Dalam pemeriksaan ini, tim audit menelaah sejumlah dokumen penting, antara lain Surat Keputusan Pengangkatan dan Perpindahan Notaris, Berita Acara Sumpah, pedoman penerapan PMPJ, formulir profil pengguna jasa, serta daftar Laporan Transaksi Keuangan Mencurigakan yang telah dilaporkan kepada Pusat Pelaporan dan Analisis Transaksi Keuangan (PPATK). Tim juga mengevaluasi daftar transaksi yang masuk kategori wajib PMPJ dalam 12 bulan terakhir sebelum audit dilaksanakan.
Kepala Divisi Pelayanan Hukum Demson Marihot dalam keterangannya, mengatakan, hasil audit mengungkap bahwa sebagian notaris terindikasi berisiko tinggi bukan karena ada pelanggaran substantif, melainkan akibat ketidaktepatan dalam pengisian kuesioner PMPJ serta kelengkapan dokumen pendukung yang belum memadai. Di sisi lain, kabar baiknya, seluruh notaris yang diperiksa terbukti memahami kewajiban mereka dalam menerapkan PMPJ. Mereka menyadari pentingnya peran profesi notaris dalam mencegah praktik pencucian uang dan pendanaan terorisme, baik sebagai pelaku maupun sebagai pihak yang berpotensi dijadikan sarana kejahatan tersebut.

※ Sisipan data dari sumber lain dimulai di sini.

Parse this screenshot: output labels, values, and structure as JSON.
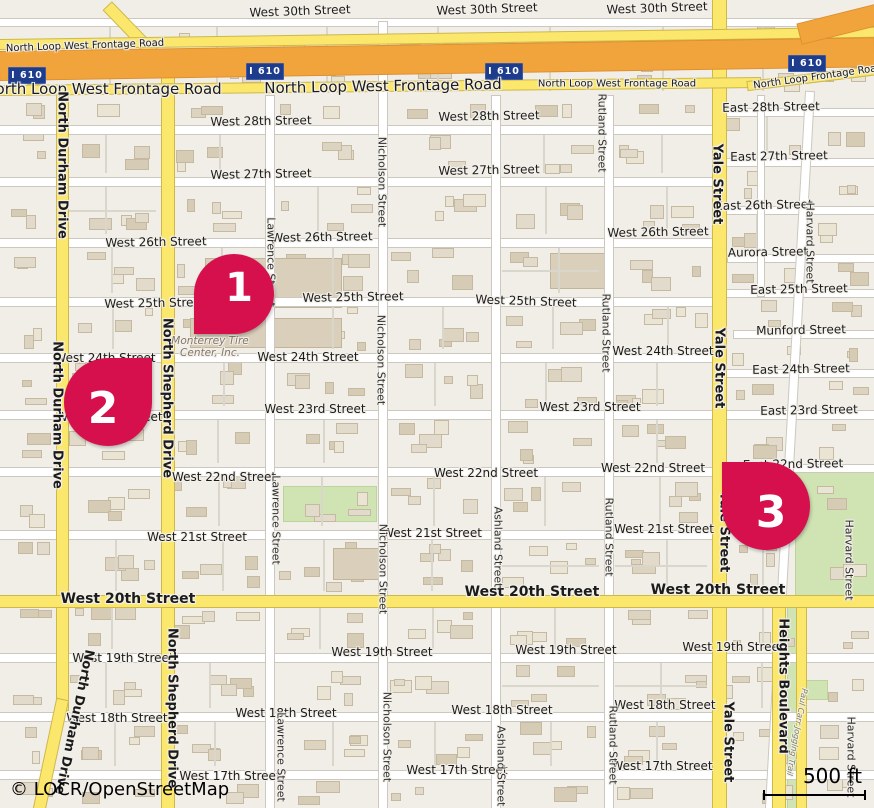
{
  "map": {
    "attribution": "© LOCR/OpenStreetMap",
    "scale_label": "500 ft",
    "shield_label": "I 610",
    "poi_tire_center": {
      "line1": "Monterrey Tire",
      "line2": "Center, Inc."
    }
  },
  "colors": {
    "marker": "#D5104D",
    "shield_bg": "#1E3C8C",
    "motorway": "#F2A43C",
    "road_yellow": "#FBE76C",
    "green": "#CFE3B3",
    "background": "#F1EEE8"
  },
  "markers": [
    {
      "number": "1",
      "x": 194,
      "y": 254,
      "size": 80,
      "tip": "bl"
    },
    {
      "number": "2",
      "x": 64,
      "y": 358,
      "size": 88,
      "tip": "tr"
    },
    {
      "number": "3",
      "x": 722,
      "y": 462,
      "size": 88,
      "tip": "tl"
    }
  ],
  "shields": [
    {
      "x": 8,
      "y": 67
    },
    {
      "x": 246,
      "y": 63
    },
    {
      "x": 485,
      "y": 63
    },
    {
      "x": 788,
      "y": 55
    }
  ],
  "greens": [
    {
      "x": 283,
      "y": 486,
      "w": 92,
      "h": 34
    },
    {
      "x": 795,
      "y": 470,
      "w": 79,
      "h": 128
    },
    {
      "x": 799,
      "y": 680,
      "w": 27,
      "h": 18
    },
    {
      "x": 787,
      "y": 602,
      "w": 8,
      "h": 206
    }
  ],
  "big_buildings": [
    {
      "x": 205,
      "y": 258,
      "w": 135,
      "h": 48
    },
    {
      "x": 190,
      "y": 318,
      "w": 150,
      "h": 28
    },
    {
      "x": 550,
      "y": 253,
      "w": 55,
      "h": 34
    },
    {
      "x": 333,
      "y": 548,
      "w": 46,
      "h": 30
    }
  ],
  "roads": [
    {
      "name": "West 30th Street",
      "o": "h",
      "x": 0,
      "y": 19,
      "len": 874,
      "w": 7,
      "c": "w"
    },
    {
      "name": "West 28th Street",
      "o": "h",
      "x": 0,
      "y": 126,
      "len": 720,
      "w": 8,
      "c": "w"
    },
    {
      "name": "West 27th Street",
      "o": "h",
      "x": 0,
      "y": 178,
      "len": 720,
      "w": 8,
      "c": "w"
    },
    {
      "name": "West 26th Street",
      "o": "h",
      "x": 0,
      "y": 239,
      "len": 720,
      "w": 8,
      "c": "w"
    },
    {
      "name": "West 25th Street",
      "o": "h",
      "x": 0,
      "y": 298,
      "len": 720,
      "w": 8,
      "c": "w"
    },
    {
      "name": "West 24th Street",
      "o": "h",
      "x": 0,
      "y": 354,
      "len": 720,
      "w": 8,
      "c": "w"
    },
    {
      "name": "West 23rd Street",
      "o": "h",
      "x": 0,
      "y": 411,
      "len": 874,
      "w": 8,
      "c": "w"
    },
    {
      "name": "West 22nd Street",
      "o": "h",
      "x": 0,
      "y": 468,
      "len": 720,
      "w": 8,
      "c": "w"
    },
    {
      "name": "West 21st Street",
      "o": "h",
      "x": 0,
      "y": 531,
      "len": 720,
      "w": 8,
      "c": "w"
    },
    {
      "name": "West 19th Street",
      "o": "h",
      "x": 0,
      "y": 654,
      "len": 874,
      "w": 8,
      "c": "w"
    },
    {
      "name": "West 18th Street",
      "o": "h",
      "x": 0,
      "y": 713,
      "len": 874,
      "w": 8,
      "c": "w"
    },
    {
      "name": "West 17th Street",
      "o": "h",
      "x": 0,
      "y": 771,
      "len": 874,
      "w": 8,
      "c": "w"
    },
    {
      "name": "East 28th Street",
      "o": "h",
      "x": 722,
      "y": 109,
      "len": 152,
      "w": 7,
      "c": "w"
    },
    {
      "name": "East 27th Street",
      "o": "h",
      "x": 722,
      "y": 159,
      "len": 152,
      "w": 7,
      "c": "w"
    },
    {
      "name": "East 26th Street",
      "o": "h",
      "x": 722,
      "y": 207,
      "len": 152,
      "w": 7,
      "c": "w"
    },
    {
      "name": "Aurora Street",
      "o": "h",
      "x": 728,
      "y": 255,
      "len": 146,
      "w": 7,
      "c": "w"
    },
    {
      "name": "East 25th Street",
      "o": "h",
      "x": 722,
      "y": 290,
      "len": 152,
      "w": 7,
      "c": "w"
    },
    {
      "name": "Munford Street",
      "o": "h",
      "x": 734,
      "y": 331,
      "len": 140,
      "w": 7,
      "c": "w"
    },
    {
      "name": "East 24th Street",
      "o": "h",
      "x": 722,
      "y": 370,
      "len": 152,
      "w": 7,
      "c": "w"
    },
    {
      "name": "East 22nd Street",
      "o": "h",
      "x": 722,
      "y": 465,
      "len": 152,
      "w": 7,
      "c": "w"
    },
    {
      "name": "Lawrence Street",
      "o": "v",
      "x": 266,
      "y": 96,
      "len": 712,
      "w": 8,
      "c": "w"
    },
    {
      "name": "Nicholson Street",
      "o": "v",
      "x": 379,
      "y": 22,
      "len": 786,
      "w": 8,
      "c": "w"
    },
    {
      "name": "Ashland Street",
      "o": "v",
      "x": 492,
      "y": 96,
      "len": 712,
      "w": 8,
      "c": "w"
    },
    {
      "name": "Rutland Street",
      "o": "v",
      "x": 605,
      "y": 96,
      "len": 712,
      "w": 8,
      "c": "w"
    },
    {
      "name": "Harvard Street",
      "o": "v",
      "x": 806,
      "y": 92,
      "len": 720,
      "w": 8,
      "c": "w",
      "r": 3.2,
      "org": "top center"
    },
    {
      "name": "unnamed",
      "o": "v",
      "x": 758,
      "y": 96,
      "len": 200,
      "w": 6,
      "c": "w"
    },
    {
      "name": "North Durham Drive",
      "o": "v",
      "x": 57,
      "y": 90,
      "len": 620,
      "w": 11,
      "c": "y"
    },
    {
      "name": "North Durham Drive",
      "o": "v",
      "x": 57,
      "y": 700,
      "len": 115,
      "w": 11,
      "c": "y",
      "r": 12,
      "org": "top center"
    },
    {
      "name": "North Shepherd Drive",
      "o": "v",
      "x": 162,
      "y": 52,
      "len": 756,
      "w": 12,
      "c": "y"
    },
    {
      "name": "North Shepherd Drive",
      "o": "v",
      "x": 158,
      "y": -16,
      "len": 80,
      "w": 11,
      "c": "y",
      "r": -44,
      "org": "bottom center"
    },
    {
      "name": "Yale Street",
      "o": "v",
      "x": 713,
      "y": 0,
      "len": 808,
      "w": 13,
      "c": "y"
    },
    {
      "name": "Heights Boulevard",
      "o": "v",
      "x": 773,
      "y": 602,
      "len": 206,
      "w": 12,
      "c": "y"
    },
    {
      "name": "Heights Boulevard",
      "o": "v",
      "x": 797,
      "y": 602,
      "len": 206,
      "w": 9,
      "c": "y"
    },
    {
      "name": "West 20th Street",
      "o": "h",
      "x": 0,
      "y": 596,
      "len": 874,
      "w": 11,
      "c": "y"
    },
    {
      "name": "North Loop West Frontage Road",
      "o": "h",
      "x": 0,
      "y": 40,
      "len": 874,
      "w": 9,
      "c": "y",
      "r": -0.8,
      "org": "left center"
    },
    {
      "name": "North Loop West Frontage Road",
      "o": "h",
      "x": 0,
      "y": 86,
      "len": 760,
      "w": 9,
      "c": "y",
      "r": -0.6,
      "org": "left center"
    },
    {
      "name": "North Loop Frontage Road",
      "o": "h",
      "x": 748,
      "y": 82,
      "len": 132,
      "w": 8,
      "c": "y",
      "r": -7,
      "org": "left center"
    },
    {
      "name": "I 610",
      "o": "h",
      "x": 0,
      "y": 52,
      "len": 874,
      "w": 28,
      "c": "o",
      "r": -0.9,
      "org": "left center"
    },
    {
      "name": "I 610",
      "o": "h",
      "x": 800,
      "y": 24,
      "len": 100,
      "w": 20,
      "c": "o",
      "r": -14,
      "org": "left center"
    }
  ],
  "labels": [
    {
      "t": "West 30th Street",
      "x": 300,
      "y": 11,
      "r": -2
    },
    {
      "t": "West 30th Street",
      "x": 487,
      "y": 9,
      "r": -2
    },
    {
      "t": "West 30th Street",
      "x": 657,
      "y": 8,
      "r": -2
    },
    {
      "t": "North Loop West Frontage Road",
      "x": 85,
      "y": 46,
      "s": 10,
      "r": -2
    },
    {
      "t": "North Loop West Frontage Road",
      "x": 103,
      "y": 89,
      "s": 15
    },
    {
      "t": "North Loop West Frontage Road",
      "x": 383,
      "y": 86,
      "s": 15,
      "r": -1
    },
    {
      "t": "North Loop West Frontage Road",
      "x": 617,
      "y": 84,
      "s": 10
    },
    {
      "t": "North Loop Frontage Road",
      "x": 818,
      "y": 77,
      "s": 10,
      "r": -8
    },
    {
      "t": "West 28th Street",
      "x": 261,
      "y": 121,
      "r": -1
    },
    {
      "t": "West 28th Street",
      "x": 489,
      "y": 116,
      "r": -1
    },
    {
      "t": "East 28th Street",
      "x": 771,
      "y": 107,
      "r": -1
    },
    {
      "t": "West 27th Street",
      "x": 261,
      "y": 174,
      "r": -1
    },
    {
      "t": "West 27th Street",
      "x": 489,
      "y": 170,
      "r": -1
    },
    {
      "t": "East 27th Street",
      "x": 779,
      "y": 156,
      "r": -1
    },
    {
      "t": "West 26th Street",
      "x": 156,
      "y": 242,
      "r": -1
    },
    {
      "t": "West 26th Street",
      "x": 322,
      "y": 237,
      "r": -1
    },
    {
      "t": "West 26th Street",
      "x": 658,
      "y": 232,
      "r": -1
    },
    {
      "t": "East 26th Street",
      "x": 764,
      "y": 205,
      "r": -1
    },
    {
      "t": "Aurora Street",
      "x": 768,
      "y": 252,
      "r": -1
    },
    {
      "t": "West 25th Street",
      "x": 155,
      "y": 303,
      "r": -1
    },
    {
      "t": "West 25th Street",
      "x": 353,
      "y": 297,
      "r": -1
    },
    {
      "t": "West 25th Street",
      "x": 526,
      "y": 301,
      "r": 2
    },
    {
      "t": "East 25th Street",
      "x": 799,
      "y": 289,
      "r": -1
    },
    {
      "t": "Munford Street",
      "x": 801,
      "y": 330,
      "r": -1
    },
    {
      "t": "West 24th Street",
      "x": 105,
      "y": 358
    },
    {
      "t": "West 24th Street",
      "x": 308,
      "y": 357
    },
    {
      "t": "West 24th Street",
      "x": 663,
      "y": 351
    },
    {
      "t": "East 24th Street",
      "x": 801,
      "y": 369,
      "r": -1
    },
    {
      "t": "West 23rd Street",
      "x": 112,
      "y": 417
    },
    {
      "t": "West 23rd Street",
      "x": 315,
      "y": 409
    },
    {
      "t": "West 23rd Street",
      "x": 590,
      "y": 407
    },
    {
      "t": "East 23rd Street",
      "x": 809,
      "y": 410,
      "r": -1
    },
    {
      "t": "West 22nd Street",
      "x": 224,
      "y": 477
    },
    {
      "t": "West 22nd Street",
      "x": 486,
      "y": 473
    },
    {
      "t": "West 22nd Street",
      "x": 653,
      "y": 468
    },
    {
      "t": "East 22nd Street",
      "x": 793,
      "y": 464,
      "r": -1
    },
    {
      "t": "West 21st Street",
      "x": 197,
      "y": 537
    },
    {
      "t": "West 21st Street",
      "x": 432,
      "y": 533
    },
    {
      "t": "West 21st Street",
      "x": 664,
      "y": 529
    },
    {
      "t": "West 20th Street",
      "x": 128,
      "y": 599,
      "s": 14,
      "b": true
    },
    {
      "t": "West 20th Street",
      "x": 532,
      "y": 592,
      "s": 14,
      "b": true
    },
    {
      "t": "West 20th Street",
      "x": 718,
      "y": 590,
      "s": 14,
      "b": true
    },
    {
      "t": "West 19th Street",
      "x": 123,
      "y": 658
    },
    {
      "t": "West 19th Street",
      "x": 382,
      "y": 652
    },
    {
      "t": "West 19th Street",
      "x": 566,
      "y": 650
    },
    {
      "t": "West 19th Street",
      "x": 733,
      "y": 647
    },
    {
      "t": "West 18th Street",
      "x": 117,
      "y": 718
    },
    {
      "t": "West 18th Street",
      "x": 286,
      "y": 713
    },
    {
      "t": "West 18th Street",
      "x": 502,
      "y": 710
    },
    {
      "t": "West 18th Street",
      "x": 665,
      "y": 705
    },
    {
      "t": "West 17th Street",
      "x": 230,
      "y": 776
    },
    {
      "t": "West 17th Street",
      "x": 457,
      "y": 770
    },
    {
      "t": "West 17th Street",
      "x": 662,
      "y": 766
    },
    {
      "t": "North Durham Drive",
      "x": 62,
      "y": 165,
      "r": 90,
      "s": 13,
      "b": true
    },
    {
      "t": "North Durham Drive",
      "x": 57,
      "y": 415,
      "r": 90,
      "s": 13,
      "b": true
    },
    {
      "t": "North Durham Drive",
      "x": 74,
      "y": 722,
      "r": 102,
      "s": 13,
      "b": true
    },
    {
      "t": "North Shepherd Drive",
      "x": 167,
      "y": 398,
      "r": 90,
      "s": 13,
      "b": true
    },
    {
      "t": "North Shepherd Drive",
      "x": 172,
      "y": 708,
      "r": 90,
      "s": 13,
      "b": true
    },
    {
      "t": "Yale Street",
      "x": 717,
      "y": 184,
      "r": 90,
      "s": 13,
      "b": true
    },
    {
      "t": "Yale Street",
      "x": 719,
      "y": 368,
      "r": 90,
      "s": 13,
      "b": true
    },
    {
      "t": "Yale Street",
      "x": 724,
      "y": 532,
      "r": 90,
      "s": 13,
      "b": true
    },
    {
      "t": "Yale Street",
      "x": 728,
      "y": 742,
      "r": 90,
      "s": 13,
      "b": true
    },
    {
      "t": "Heights Boulevard",
      "x": 783,
      "y": 686,
      "r": 90,
      "s": 13,
      "b": true
    },
    {
      "t": "Lawrence Street",
      "x": 271,
      "y": 262,
      "r": 90,
      "s": 11,
      "c": "#2e2e2e"
    },
    {
      "t": "Lawrence Street",
      "x": 276,
      "y": 520,
      "r": 90,
      "s": 11,
      "c": "#2e2e2e"
    },
    {
      "t": "Lawrence Street",
      "x": 281,
      "y": 757,
      "r": 90,
      "s": 11,
      "c": "#2e2e2e"
    },
    {
      "t": "Nicholson Street",
      "x": 382,
      "y": 182,
      "r": 90,
      "s": 11,
      "c": "#2e2e2e"
    },
    {
      "t": "Nicholson Street",
      "x": 381,
      "y": 360,
      "r": 90,
      "s": 11,
      "c": "#2e2e2e"
    },
    {
      "t": "Nicholson Street",
      "x": 383,
      "y": 569,
      "r": 90,
      "s": 11,
      "c": "#2e2e2e"
    },
    {
      "t": "Nicholson Street",
      "x": 387,
      "y": 737,
      "r": 90,
      "s": 11,
      "c": "#2e2e2e"
    },
    {
      "t": "Ashland Street",
      "x": 498,
      "y": 547,
      "r": 90,
      "s": 11,
      "c": "#2e2e2e"
    },
    {
      "t": "Ashland Street",
      "x": 501,
      "y": 766,
      "r": 90,
      "s": 11,
      "c": "#2e2e2e"
    },
    {
      "t": "Rutland Street",
      "x": 602,
      "y": 133,
      "r": 90,
      "s": 11,
      "c": "#2e2e2e"
    },
    {
      "t": "Rutland Street",
      "x": 606,
      "y": 333,
      "r": 90,
      "s": 11,
      "c": "#2e2e2e"
    },
    {
      "t": "Rutland Street",
      "x": 609,
      "y": 537,
      "r": 90,
      "s": 11,
      "c": "#2e2e2e"
    },
    {
      "t": "Rutland Street",
      "x": 613,
      "y": 745,
      "r": 90,
      "s": 11,
      "c": "#2e2e2e"
    },
    {
      "t": "Harvard Street",
      "x": 810,
      "y": 243,
      "r": 90,
      "s": 11,
      "c": "#2e2e2e"
    },
    {
      "t": "Harvard Street",
      "x": 849,
      "y": 560,
      "r": 90,
      "s": 11,
      "c": "#2e2e2e"
    },
    {
      "t": "Harvard Street",
      "x": 851,
      "y": 757,
      "r": 90,
      "s": 11,
      "c": "#2e2e2e"
    },
    {
      "t": "Paul Carr Jogging Trail",
      "x": 797,
      "y": 732,
      "r": 100,
      "s": 8,
      "c": "#7C8066",
      "i": true
    }
  ]
}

Kepala Kantor Wilayah Kementerian Hukum Sulawesi Selatan, Andi Basmal, dalam keterangannya Senin pagi (2/3/2025), menegaskan bahwa audit kepatuhan ini merupakan wujud nyata komitmen Kanwil Kemenkum Sulsel dalam menjaga integritas profesi notaris di daerah. Menurutnya, notaris bukan sekadar pejabat yang mengesahkan akta, tetapi juga penjaga garis terdepan dalam mencegah penyalahgunaan instrumen hukum untuk kejahatan keuangan.
"Kami mendorong seluruh notaris di Sulawesi Selatan untuk tidak memandang audit ini sebagai ancaman, melainkan sebagai kesempatan untuk berbenah dan memastikan bahwa praktik yang dijalankan sudah sesuai ketentuan. Ke depan, kami akan terus mengintensifkan pengawasan berbasis risiko agar notaris di Sulawesi Selatan semakin sehat, bersih, dan dapat dipercaya oleh masyarakat," ujar Andi Basmal.
Audit kepatuhan notaris ini dijadwalkan terus dilakukan secara berkala di berbagai kabupaten/kota di Sulawesi Selatan, dengan prioritas pada wilayah dan notaris yang teridentifikasi berisiko tinggi.